• As a subject matter expert of the Cybersecurity risk domain, provide oversight and challenge function for the Information Security programs of the IT division and other lines of business
• Review the Information Security operations, solutions and architecture to identify risks, evaluate effectiveness and completeness of the cybersecurity capabilities and report the findings for enhancement and opportunities
• Enhance and mature Risk Management practices by supporting the development of enterprise-wide cybersecurity policies and standards
• Provide oversight and advisory services to1st line partners regarding the application of standard requirements across a wide variety of technologies to manage risk
• Support the development and execution of controls to monitor cybersecurity compliance and drive organizational change
• Develop effective and measurable metrics (KRI, KPI and KCI) to analyze data and proactively identify trends or new/emerging risks
• Execute risk analytics and reporting
• Provide advisory consultation to lines of businesses and make course of action recommendations to manage risk

​

Oversight

​

• Effectively challenge our 1st line of defense technology teams while collaborating with the 3rd line (Internal Audit) and internal 2nd line partners.
• Collaborate with key risk areas, business partners, and IT counterparts to design action plans to address Cybersecurity and IAM risk
• Autonomously lead program execution with documented project plans, expectations and schedule
• Provide status reports, escalation and impediment resolution when needed
• Support the Director and managers in leading and managing the team

Required Qualifications:

​

• Bachelor’s Degree and minimum of 2-5 years related experience working in and/or auditing IT security areas such as penetration testing, operations, threat intelligence, monitoring, vulnerability management, identity access management, Keys and Certificate Management or security engineering in large enterprises
• Demonstrate proficiencies in above stated cybersecurity domains
• Working knowledge of industry security standards and guidance such as NIST or ISO
• Capable of working independently and with a collaborative team
• Deliver effective verbal, written and interpersonal communication skills with strong attention to detail

​

Preferred Qualifications:

​

• Formal big 4 Cybersecurity Risk Consulting, Audit or Assurance experience preferred
• Some industry leading Certifications preferred: CISSP, CISA, CRISC, CISM, CEH, and/or CIPT
• Prior experience in Cybersecurity Operational Risk Management, supporting CISO in deployment and sustainment of cybersecurity capabilities, and previous big four experience preferred
• Knowledge of cloud migration, AI, security and access management experience preferred

A safe and secure environment is critical to Freddie Mac’s business. This includes employee commitment to our acceptable use policy, applying a vigilance-first approach to work, supporting regulatory mandates, and using best practices to protect Freddie Mac from potential threats and risk. Employees exercise this responsibility by executing against policies and procedures and adhering to privacy & security obligations as required via training programs.

​

CA Applicants: Qualified applications with arrest or conviction records will be considered for employment in accordance with the Los Angeles County Fair Chance Ordinance for Employers and the California Fair Chance Act.

​

Notice to External Search Firms: Freddie Mac partners with BountyJobs for contingency search business through outside firms. Resumes received outside the BountyJobs system will be considered unsolicited and Freddie Mac will not be obligated to pay a placement fee.
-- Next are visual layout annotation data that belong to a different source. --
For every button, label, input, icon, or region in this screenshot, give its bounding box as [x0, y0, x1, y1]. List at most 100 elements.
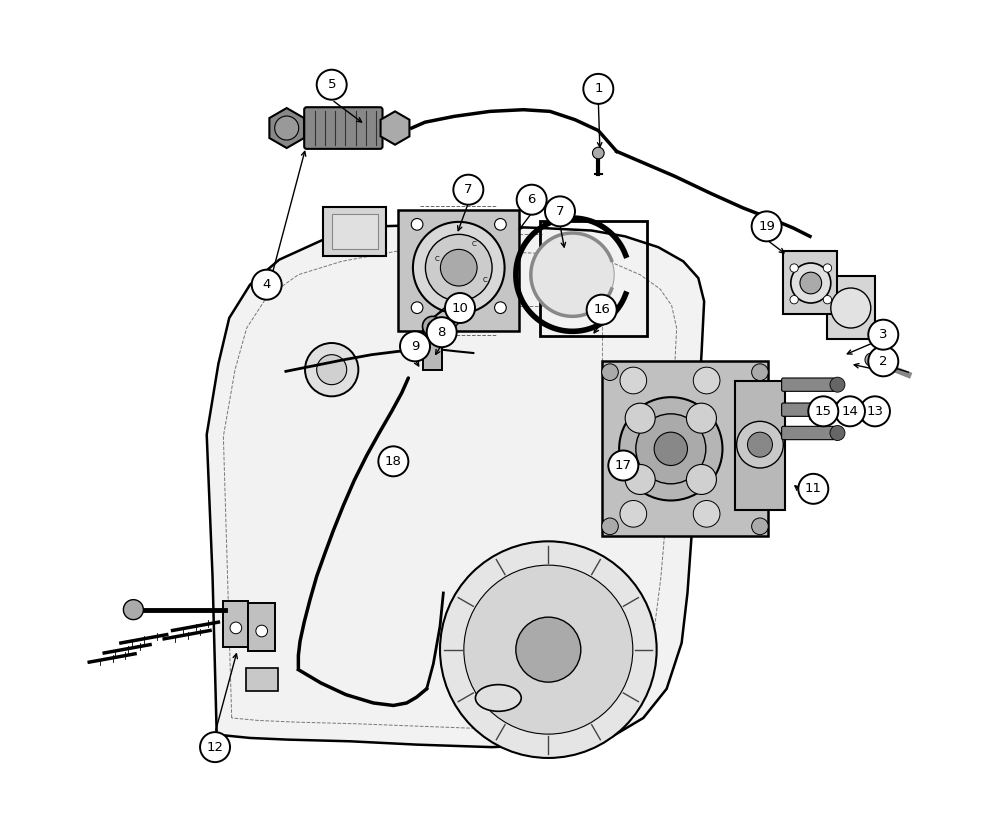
Text: 7: 7 [556, 205, 564, 218]
Text: 3: 3 [879, 329, 888, 341]
Text: C: C [483, 278, 488, 283]
Circle shape [256, 625, 268, 637]
Circle shape [453, 175, 483, 205]
FancyBboxPatch shape [248, 603, 275, 651]
Circle shape [871, 410, 879, 418]
Circle shape [440, 542, 657, 758]
Text: 4: 4 [263, 278, 271, 291]
FancyBboxPatch shape [304, 107, 383, 149]
Circle shape [464, 565, 633, 734]
Circle shape [378, 446, 408, 477]
Circle shape [445, 293, 475, 323]
Circle shape [200, 732, 230, 762]
Circle shape [686, 465, 716, 494]
Text: 9: 9 [411, 340, 419, 353]
Circle shape [625, 403, 655, 433]
Circle shape [830, 426, 845, 441]
FancyBboxPatch shape [423, 329, 442, 370]
Text: 15: 15 [815, 405, 832, 418]
Circle shape [583, 74, 613, 104]
Text: 1: 1 [594, 83, 603, 95]
Circle shape [860, 396, 890, 426]
FancyBboxPatch shape [783, 252, 837, 314]
Text: C: C [471, 242, 476, 247]
Circle shape [693, 367, 720, 394]
Circle shape [791, 263, 831, 303]
Circle shape [868, 346, 898, 376]
Circle shape [123, 599, 143, 619]
FancyBboxPatch shape [398, 210, 519, 330]
Circle shape [625, 465, 655, 494]
Circle shape [275, 116, 299, 140]
Circle shape [252, 270, 282, 299]
Circle shape [830, 377, 845, 392]
Text: C: C [450, 296, 454, 303]
Text: 8: 8 [437, 326, 446, 339]
Circle shape [619, 397, 722, 501]
Circle shape [823, 264, 832, 273]
Circle shape [317, 69, 347, 99]
Circle shape [800, 273, 822, 293]
Circle shape [654, 432, 687, 466]
Circle shape [531, 233, 614, 316]
Circle shape [837, 407, 846, 415]
Circle shape [495, 302, 506, 314]
Text: 13: 13 [866, 405, 883, 418]
FancyBboxPatch shape [782, 378, 835, 391]
Circle shape [230, 622, 242, 634]
FancyBboxPatch shape [782, 426, 835, 440]
Text: 19: 19 [758, 220, 775, 233]
Circle shape [868, 319, 898, 349]
Circle shape [854, 409, 862, 417]
Text: 6: 6 [527, 193, 536, 206]
Circle shape [865, 353, 878, 366]
Circle shape [752, 518, 768, 535]
Circle shape [411, 218, 423, 230]
Circle shape [835, 396, 865, 426]
Circle shape [830, 402, 845, 417]
Text: 17: 17 [615, 459, 632, 472]
FancyBboxPatch shape [223, 601, 248, 647]
Text: C: C [435, 257, 439, 263]
Circle shape [747, 432, 772, 457]
Circle shape [517, 185, 547, 215]
Text: 12: 12 [207, 741, 224, 753]
Circle shape [686, 403, 716, 433]
FancyBboxPatch shape [246, 668, 278, 691]
Polygon shape [269, 108, 304, 148]
Circle shape [400, 331, 430, 361]
Circle shape [423, 316, 443, 336]
Circle shape [427, 317, 457, 347]
Circle shape [823, 295, 832, 303]
Circle shape [592, 147, 604, 159]
Circle shape [516, 617, 581, 682]
Circle shape [752, 212, 782, 242]
Ellipse shape [475, 685, 521, 711]
Circle shape [831, 288, 871, 328]
Circle shape [846, 408, 854, 416]
Polygon shape [207, 225, 704, 747]
Circle shape [620, 367, 647, 394]
Circle shape [495, 218, 506, 230]
Circle shape [587, 294, 617, 324]
Text: 14: 14 [842, 405, 858, 418]
Text: 11: 11 [805, 482, 822, 495]
Circle shape [862, 409, 871, 417]
Circle shape [425, 234, 492, 301]
Text: 18: 18 [385, 455, 402, 468]
FancyBboxPatch shape [332, 214, 378, 249]
Circle shape [737, 421, 783, 468]
Circle shape [317, 354, 347, 385]
Circle shape [545, 196, 575, 227]
Circle shape [411, 302, 423, 314]
Circle shape [440, 249, 477, 286]
FancyBboxPatch shape [827, 277, 875, 339]
Text: 2: 2 [879, 354, 888, 368]
Circle shape [790, 295, 798, 303]
FancyBboxPatch shape [602, 361, 768, 537]
Circle shape [752, 364, 768, 380]
Circle shape [693, 501, 720, 528]
FancyBboxPatch shape [323, 207, 386, 256]
Circle shape [305, 343, 358, 396]
Circle shape [798, 474, 828, 504]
If interested in learning more, please visit www.BountyJobs.com and register with our referral code: MAC.

​

Time-type: Full time

​

FLSA Status: Exempt

​

Freddie Mac offers a comprehensive total rewards package to include competitive compensation and market-leading benefit programs. Information on these benefit programs is available on our Careers site.

​

This position has an annualized market-based salary range of $85,000 - $127,000 and is eligible to participate in the annual incentive program. The final salary offered will generally fall within this range and is dependent on various factors including but not limited to the responsibilities of the position, experience, skill set, internal pay equity and other relevant qualifications of the applicant.